Afterall, it's just a game of 64 squares and two players, each with just 16 pieces.
But, if you've played long enough to learn just ONE of the many chess strategies - even if it's just an Opening, you'll soon realize it's not so simple to nail down a single, perfect strategy, as each new opponent has his/her own ideas of how to set up to counter your advance...
- One player may studiously mimic your moves - either because it's their game strategy, or because they haven't got a clue of what they're up to and are just trying to learn by taking your lead, then seeing what may develop.
- Your next opponent may decide to launch a sudden, blistering attack, knowing that they'll lose a piece or two, but in their minds worth it to disrupt your
deployment strategy ... and now YOU must change your original plan to
compensate for the sudden loss in personnel.
It's likely dawned on you already that trying to rely on a single chess strategy is a flawed game plan and that the best strategy is to be able to call upon multiple strategies as the situations present themselves.
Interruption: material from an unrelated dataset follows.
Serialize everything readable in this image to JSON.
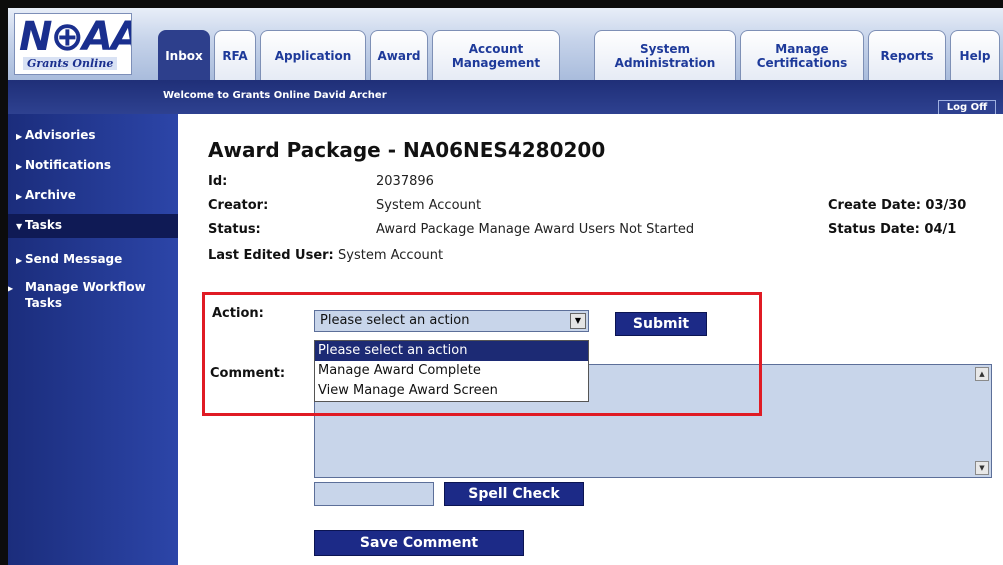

Therefore...
The #1 Best Strategy: "Be Adaptable"
Just like any other sport or battle, if you're to prolong your victories, it's vital that you become skillful at being able to change your plan at any given point throughout the game.
This website aims to encourage you to try different tactics and strategies; to play about with them and see how they work
... It's a simple case of finding out what works and what doesn't ... All it takes is playing first one game and exploring "what could happen"
, so you can plan and adapt for future games ...
Try and take what seemed to work
into your next game and 'tweak'
the Strategies and/or Tactics to improve on what, ultimately, failed ...
Over time, as you practice, analyze your games and learn from mistakes, you'll be training your Chess-brain to choose:
- The right time to attack.
- The right time to pull back in order to preserve pieces of value.
- When it's actually cunningly smart to sacrifice pieces, even your Queen.
- The point when you're no longer likely to win a game, so you're able to make the quick change, to plotting your route, in order to salvage ½ a point, which you'll get from a Draw (Stalemate).